Other work has indicated that colder months impact our immune systems. Researchers have demonstrated that in cool air, cells in the nose are not as good at mounting an effective immune response as they are in air that is closer to body temperature.
Now scientists have suggested that the sun has a role. Reporting in iScience, researchers found that the prevalence of epidemics is strongly linked to how much solar radiation a particular location is exposed to at a given time.
"Why do many viral respiratory epidemics, such as influenza, develop cyclically during autumn and winter only in the temperate regions of the globe's northern and southern hemispheres, while they seem to be present at all times - albeit with lower prevalence compared to the seasonal cycles in the temperate regions - in the equatorial belt? And what triggers and determines such seasonality? In our work, we propose that what causes the seasonality of airborne-transmitted epidemics is exactly the same mechanism that causes seasons on our planet: the amount of daily solar irradiation on the Earth," said the principal study author Fabrizio Nicastro of Istituto Nazionale di Astrofisica.

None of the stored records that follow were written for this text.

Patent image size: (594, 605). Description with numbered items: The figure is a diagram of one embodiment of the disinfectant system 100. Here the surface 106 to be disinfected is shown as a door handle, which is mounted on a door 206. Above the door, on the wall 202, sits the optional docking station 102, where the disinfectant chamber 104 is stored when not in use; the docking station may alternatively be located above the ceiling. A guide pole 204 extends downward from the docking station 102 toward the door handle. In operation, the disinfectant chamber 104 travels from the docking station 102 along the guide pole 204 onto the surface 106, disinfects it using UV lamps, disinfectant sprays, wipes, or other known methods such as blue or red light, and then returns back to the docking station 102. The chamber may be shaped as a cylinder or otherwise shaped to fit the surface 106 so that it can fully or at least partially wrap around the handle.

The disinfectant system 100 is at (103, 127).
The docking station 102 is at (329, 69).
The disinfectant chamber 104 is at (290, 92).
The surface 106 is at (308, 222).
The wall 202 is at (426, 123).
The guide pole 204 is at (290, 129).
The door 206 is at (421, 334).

Ultraviolet light is known to destroy a variety of microbes, including viral and bacterial pathogens, though the efficacy varies with the type of germ. On Earth, that disinfection would be connected to the strength of the sun's rays, which are weaker during the winter and stronger during the summer.
More studies will be needed to conclusively show what drives the seasonality of various pathogens, and it may be a combination of many factors.